The ambitions for specialization by Dental Technicians, to create a category of Denturist after the Second World War, resulted in Organised Dentistry creating a monopoly to protect their members from any competition. The creation of a sole monopoly for Dentists to sell dentures manufactured by Dental Technicians, was purely to create a higher income for the Dental profession, to lure more dental students into the profession and by doing so create the workforce that would serve the public oral health interests. That was the motivation used in Parliament, as justification for creating the monopoly in 1945. The Bill Action Committee of the South African Dental Association (SADA) used reprehensible cancer scare tactics and numerous false statements at the time, to secure support of Parliamentarians for an unjustifiable measure.

60 years later, there can be little doubt that this experiment had been a failure. It immediately put many Dental Technicians out of work and forced the profession of Dental Technicians into a subservient role; it was also responsible for unwarranted friction and mistrust between dentists and dental technicians ever since. Parliament called on Dental Technicians to make this sacrifice in the interest of public health. One can justly ask what affect this monopoly had on the oral health of the public at large. Did this monopoly serve the community’s best interest, or only that of the dental profession? What was the result?

  • The white woman of SA older than 65, who have had access to the best dental services in the country during this period, have an unacceptably high level of Edentulism, due to their dutiful regular visits to the Dentist.
  • The creation of financial incentives in the private sector have detracted from the ultimate goal of health for all, and instead have created freedom for practitioners to abuse and mismanage the Patient’s health and Medical Schemes. In fact, the SADA acknowledges that the fraudulent culture amongst Dentists called padding of accounts, creative billing or tariffmanship have tarnished the image of the profession.
  • Rumours stubbornly recur that Dental Technicians have been conditioned and manipulated to charge discounted fees for dental laboratory work to their prescribed clients, the Dentist, who does not pass on this lower fee to their patients.
  • The Department of Health admitted in Oral Health Policy documents that access to basic oral health services has been woefully inadequate and unaffordable to the majority of the population.

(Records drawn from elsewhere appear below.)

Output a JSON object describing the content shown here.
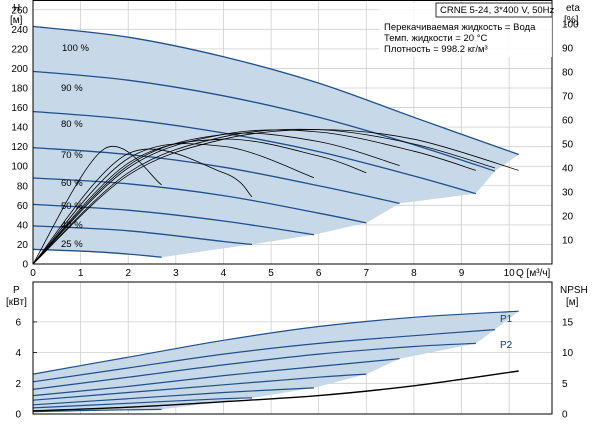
{
  "colors": {
    "region_fill": "#c7d8e8",
    "curve": "#1f4f8c",
    "grid": "#cfcfcf",
    "axis": "#000000",
    "eta_curve": "#000000"
  },
  "info_box": {
    "title": "CRNE 5-24, 3*400 V, 50Hz",
    "liquid": "Перекачиваемая жидкость = Вода",
    "temperature": "Темп. жидкости = 20 °C",
    "density": "Плотность = 998.2 кг/м³"
  },
  "chart_data": [
    {
      "type": "line",
      "panel": "head-efficiency",
      "xlabel": "Q [м³/ч]",
      "ylabel_name": "H",
      "ylabel_unit": "[м]",
      "y2label_name": "eta",
      "y2label_unit": "[%]",
      "xlim": [
        0,
        10.9
      ],
      "ylim": [
        0,
        270
      ],
      "y2lim": [
        0,
        110
      ],
      "x_ticks": [
        "0",
        "1",
        "2",
        "3",
        "4",
        "5",
        "6",
        "7",
        "8",
        "9",
        "10"
      ],
      "y_ticks": [
        "0",
        "20",
        "40",
        "60",
        "80",
        "100",
        "120",
        "140",
        "160",
        "180",
        "200",
        "220",
        "240",
        "260"
      ],
      "y2_ticks": [
        "10",
        "20",
        "30",
        "40",
        "50",
        "60",
        "70",
        "80",
        "90",
        "100"
      ],
      "grid": true,
      "speed_labels": [
        "100 %",
        "90 %",
        "80 %",
        "70 %",
        "60 %",
        "50 %",
        "40 %",
        "25 %"
      ],
      "head_series": [
        {
          "name": "100 %",
          "x": [
            0,
            2,
            4,
            6,
            8,
            10.2
          ],
          "y": [
            243,
            232,
            212,
            185,
            150,
            112
          ]
        },
        {
          "name": "90 %",
          "x": [
            0,
            2,
            4,
            6,
            8,
            9.7
          ],
          "y": [
            197,
            188,
            172,
            150,
            122,
            95
          ]
        },
        {
          "name": "80 %",
          "x": [
            0,
            2,
            4,
            6,
            8,
            9.3
          ],
          "y": [
            156,
            148,
            134,
            115,
            90,
            72
          ]
        },
        {
          "name": "70 %",
          "x": [
            0,
            2,
            4,
            6,
            7.7
          ],
          "y": [
            119,
            112,
            99,
            80,
            62
          ]
        },
        {
          "name": "60 %",
          "x": [
            0,
            2,
            4,
            6,
            7.0
          ],
          "y": [
            88,
            82,
            70,
            52,
            42
          ]
        },
        {
          "name": "50 %",
          "x": [
            0,
            2,
            4,
            5.9
          ],
          "y": [
            61,
            55,
            44,
            30
          ]
        },
        {
          "name": "40 %",
          "x": [
            0,
            2,
            4,
            4.6
          ],
          "y": [
            39,
            34,
            23,
            20
          ]
        },
        {
          "name": "25 %",
          "x": [
            0,
            1.5,
            2.7
          ],
          "y": [
            15,
            12,
            7
          ]
        }
      ],
      "eta_series": [
        {
          "x": [
            0,
            2,
            4,
            6,
            8,
            10.2
          ],
          "y": [
            0,
            37,
            52,
            56,
            52,
            39
          ]
        },
        {
          "x": [
            0,
            2,
            4,
            6,
            8,
            9.7
          ],
          "y": [
            0,
            38,
            53,
            56,
            50,
            40
          ]
        },
        {
          "x": [
            0,
            2,
            4,
            6,
            8,
            9.3
          ],
          "y": [
            0,
            40,
            54,
            55,
            47,
            39
          ]
        },
        {
          "x": [
            0,
            2,
            4,
            6,
            7.7
          ],
          "y": [
            0,
            41,
            54,
            51,
            41
          ]
        },
        {
          "x": [
            0,
            2,
            4,
            6,
            7.0
          ],
          "y": [
            0,
            42,
            52,
            45,
            38
          ]
        },
        {
          "x": [
            0,
            2,
            4,
            5.9
          ],
          "y": [
            0,
            44,
            49,
            36
          ]
        },
        {
          "x": [
            0,
            2,
            4,
            4.6
          ],
          "y": [
            0,
            46,
            38,
            28
          ]
        },
        {
          "x": [
            0,
            1.5,
            2.7
          ],
          "y": [
            0,
            48,
            33
          ]
        }
      ]
    },
    {
      "type": "line",
      "panel": "power-npsh",
      "xlim": [
        0,
        10.9
      ],
      "ylim": [
        0,
        8.6
      ],
      "y2lim": [
        0,
        21.5
      ],
      "ylabel_name": "P",
      "ylabel_unit": "[кВт]",
      "y2label_name": "NPSH",
      "y2label_unit": "[м]",
      "y_ticks": [
        "0",
        "2",
        "4",
        "6"
      ],
      "y2_ticks": [
        "0",
        "5",
        "10",
        "15"
      ],
      "grid": true,
      "series_labels": [
        "P1",
        "P2"
      ],
      "power_series": [
        {
          "name": "P1",
          "x": [
            0,
            2,
            4,
            6,
            8,
            10.2
          ],
          "y": [
            2.6,
            3.7,
            4.8,
            5.7,
            6.3,
            6.7
          ]
        },
        {
          "name": "P2",
          "x": [
            0,
            2,
            4,
            6,
            8,
            9.7
          ],
          "y": [
            2.1,
            3.0,
            3.9,
            4.6,
            5.1,
            5.5
          ]
        },
        {
          "x": [
            0,
            2,
            4,
            6,
            8,
            9.3
          ],
          "y": [
            1.6,
            2.4,
            3.2,
            3.9,
            4.4,
            4.6
          ]
        },
        {
          "x": [
            0,
            2,
            4,
            6,
            7.7
          ],
          "y": [
            1.2,
            1.8,
            2.5,
            3.1,
            3.6
          ]
        },
        {
          "x": [
            0,
            2,
            4,
            6,
            7.0
          ],
          "y": [
            0.9,
            1.4,
            1.9,
            2.4,
            2.6
          ]
        },
        {
          "x": [
            0,
            2,
            4,
            5.9
          ],
          "y": [
            0.6,
            1.0,
            1.4,
            1.7
          ]
        },
        {
          "x": [
            0,
            2,
            4,
            4.6
          ],
          "y": [
            0.4,
            0.7,
            1.0,
            1.05
          ]
        },
        {
          "x": [
            0,
            1.5,
            2.7
          ],
          "y": [
            0.15,
            0.25,
            0.3
          ]
        }
      ],
      "npsh_series": [
        {
          "x": [
            0,
            2,
            4,
            6,
            8,
            10.2
          ],
          "y": [
            0.5,
            1.1,
            2.0,
            3.0,
            4.6,
            7.0
          ]
        }
      ]
    }
  ]
}
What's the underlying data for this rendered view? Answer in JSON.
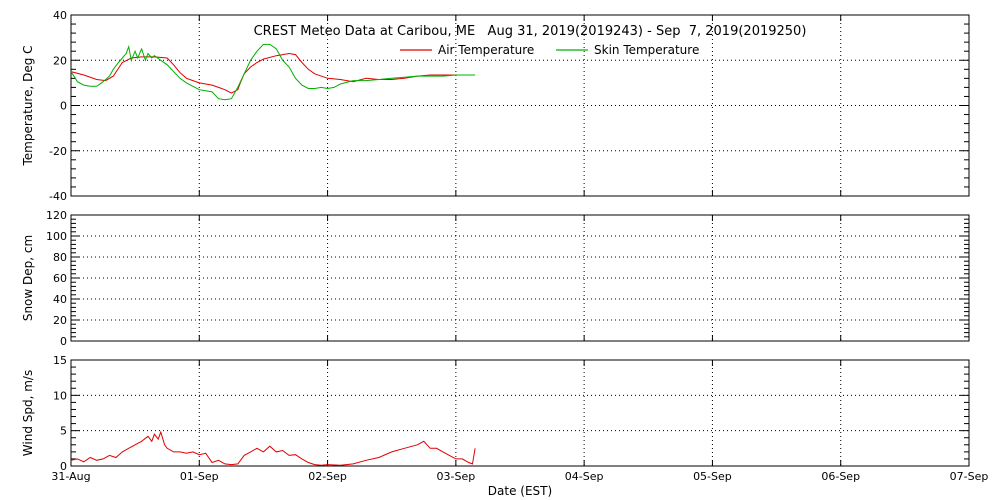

In short, the experiment has failed! The guise to train more Dentists and artificially inflate Dentists' income to provide human resources that can improve the public oral health was a delusion that created an incentive for greed. The continuation of this monopoly of Dentists to function as a go-between and fragmentize the procedures of supplying dentures is an anachronism due for urgent revision, as 40 Parliaments have already done globally. Denturism is service-efficient specialization and NO rationale for the restraint is justified.